El stack habitual combina Haiku 4.5 o Gemini Flash para tareas ligeras, Sonnet 4.6 para la mayoría del tráfico, y Opus 4.7 solo para las consultas que el router marca como complejas. La clave es medir la precisión del router: si clasifica mal y manda al modelo caro cuando no hace falta, el ahorro se evapora.
Tercera palanca: control de contexto
Los agentes tienden a acumular contexto. Sin control, una conversación de cinco turnos pasa a doce mil tokens; diez turnos, veinticinco mil. El coste por turno crece cuadráticamente porque se factura la acumulación en cada llamada.
Las técnicas que funcionan:
- Resumen periódico: cada N turnos, el historial se comprime a un resumen.
- Ventana deslizante: solo los últimos K turnos completos.
- Selección retrieval: al inicio de cada turno, recuperar solo los fragmentos relevantes.
Combinadas, bajan el gasto por conversación un 40-60 % sin degradar la percepción del usuario si están bien calibradas.
Cuarta palanca: batching cuando se puede
Las tareas no interactivas (procesamiento nocturno, resumen de reportes, clasificación masiva) aceptan batching. Anthropic Batch API[3] y OpenAI Batch API[4] ofrecen descuentos del 50 % a cambio de latencia tolerable (horas en lugar de segundos). Para flujos donde la respuesta inmediata no es necesaria, no usar batch es dejar dinero sobre la mesa.

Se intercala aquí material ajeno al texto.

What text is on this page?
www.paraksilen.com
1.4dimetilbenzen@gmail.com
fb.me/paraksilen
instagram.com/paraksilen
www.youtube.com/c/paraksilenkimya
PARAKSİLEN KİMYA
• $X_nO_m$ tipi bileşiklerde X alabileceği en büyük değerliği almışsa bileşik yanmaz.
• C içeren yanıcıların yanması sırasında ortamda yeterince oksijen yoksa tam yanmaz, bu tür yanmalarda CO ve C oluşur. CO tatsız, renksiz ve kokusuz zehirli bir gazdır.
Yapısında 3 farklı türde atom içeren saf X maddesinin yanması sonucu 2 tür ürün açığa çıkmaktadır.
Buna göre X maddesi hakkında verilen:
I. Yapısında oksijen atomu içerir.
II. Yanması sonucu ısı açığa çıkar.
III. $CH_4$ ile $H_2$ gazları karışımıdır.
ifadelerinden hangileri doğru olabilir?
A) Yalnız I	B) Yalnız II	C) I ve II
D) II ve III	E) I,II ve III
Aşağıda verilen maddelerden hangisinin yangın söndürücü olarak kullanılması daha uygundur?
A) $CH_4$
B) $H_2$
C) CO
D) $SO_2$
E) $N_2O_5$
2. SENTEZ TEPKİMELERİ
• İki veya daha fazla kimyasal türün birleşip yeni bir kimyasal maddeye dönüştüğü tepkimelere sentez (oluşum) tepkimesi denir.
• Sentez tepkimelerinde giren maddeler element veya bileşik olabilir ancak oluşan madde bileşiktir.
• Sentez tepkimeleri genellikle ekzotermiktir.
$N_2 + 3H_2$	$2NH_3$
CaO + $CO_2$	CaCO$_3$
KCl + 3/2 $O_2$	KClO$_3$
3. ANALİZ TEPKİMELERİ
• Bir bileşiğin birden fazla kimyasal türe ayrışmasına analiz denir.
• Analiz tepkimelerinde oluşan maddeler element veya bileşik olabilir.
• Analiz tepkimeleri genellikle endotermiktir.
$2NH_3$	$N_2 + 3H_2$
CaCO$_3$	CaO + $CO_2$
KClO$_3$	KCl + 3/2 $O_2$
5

Quinta palanca: telemetría que revela el gasto real
La condición necesaria para optimizar es ver dónde se va el dinero. El mínimo son métricas por:
- Tenant y tarea.
- Modelo y tipo de llamada (cacheable o no).
- Tokens de entrada y salida.
Con ese nivel se identifican fácilmente los tenants que consumen 10× la media, las tareas mal acotadas y los flujos rotos que hacen llamadas en bucle. Herramientas que incluyen esta telemetría: Helicone[5], Langfuse[6], Portkey[7], además de los dashboards nativos de los proveedores.
Lo que no funciona
Tres antipatrones frecuentes:
- Cambiar de proveedor por diferencias del 10 % de precio sin cambiar nada más: el tiempo de ingeniería supera el ahorro.
- Bajar el modelo sin evaluar: cae la calidad, los clientes reportan, se vuelve atrás con pérdida neta.
- “Negociar con el proveedor” sin volumen real: los descuentos por volumen empiezan donde está el 1 % de los clientes; debajo no hay palanca.
Conclusión
El FinOps de agentes es un área madura con palancas claras. Aplicadas en orden — cacheo, routing, control de contexto, batching, telemetría — reducen el coste a la mitad o a un tercio sin impacto en calidad percibida. Lo que no funciona es reaccionar a la factura con pánico y recortar en cosas visibles; lo que funciona es invertir unos días en instrumentación y decisiones de arquitectura que se amortizan el primer mes.